Linear programming versus row echelon form

 As mentioned in my previous post, my plan was to illustrate the LP algorithm we have developed so far over the last several posts with a real world example. I actually did take an example from a project I am working on with a coefficient matrix $A$ of dimensions $5\times 14$. Obviously this must be a massively overdetermined system, but at the moment, my program simply feeds it through the steps by first constructing a phase 1 and then an auxiliary LP.

This did not seem like a great example to show because several rows were simply zero and other rows were copies or negations. So I decided to row reduce it first. However, one thing I noticed Wikipedia ominously mention, is that Gaussian elimination is numerically unstable, and indeed when I did naive elimination, the resulting system was inconsistent. I was able to get results if I used the CoerceZero() method first, which coerces any elements of a matrix sufficiently close to 0 to actually be 0. However, I also noticed a couple elements of the row echelon form were absurdly big. 

So I actually think that row reducing the matrix is actually a bad idea due to the numerical instability.

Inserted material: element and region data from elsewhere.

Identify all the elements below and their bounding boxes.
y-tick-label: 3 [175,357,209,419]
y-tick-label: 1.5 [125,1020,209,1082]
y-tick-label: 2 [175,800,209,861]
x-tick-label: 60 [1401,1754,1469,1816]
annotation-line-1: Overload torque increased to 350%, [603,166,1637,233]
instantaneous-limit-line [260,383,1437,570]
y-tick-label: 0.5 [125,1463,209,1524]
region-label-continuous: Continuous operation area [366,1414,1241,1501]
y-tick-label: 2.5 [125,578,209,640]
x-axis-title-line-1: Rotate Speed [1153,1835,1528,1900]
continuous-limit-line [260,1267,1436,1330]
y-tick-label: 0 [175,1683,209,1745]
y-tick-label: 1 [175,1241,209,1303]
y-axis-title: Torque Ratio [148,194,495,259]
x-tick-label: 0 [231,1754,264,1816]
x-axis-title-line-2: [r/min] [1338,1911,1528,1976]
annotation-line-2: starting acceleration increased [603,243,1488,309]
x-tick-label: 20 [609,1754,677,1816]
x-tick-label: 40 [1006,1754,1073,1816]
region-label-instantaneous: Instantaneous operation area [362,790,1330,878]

It's possible a more sophisticated approach using the $LU$ decomposition might be better, but in fact, the program works great at the moment without doing the reduction, so perhaps its okay to leave well enough alone, although I will probably at least remove the all $0$ rows. 

I would also like to note that the algorithm for computing row echelon form which I found at Rosetta Code does not appear to be correct, to add insult to injury.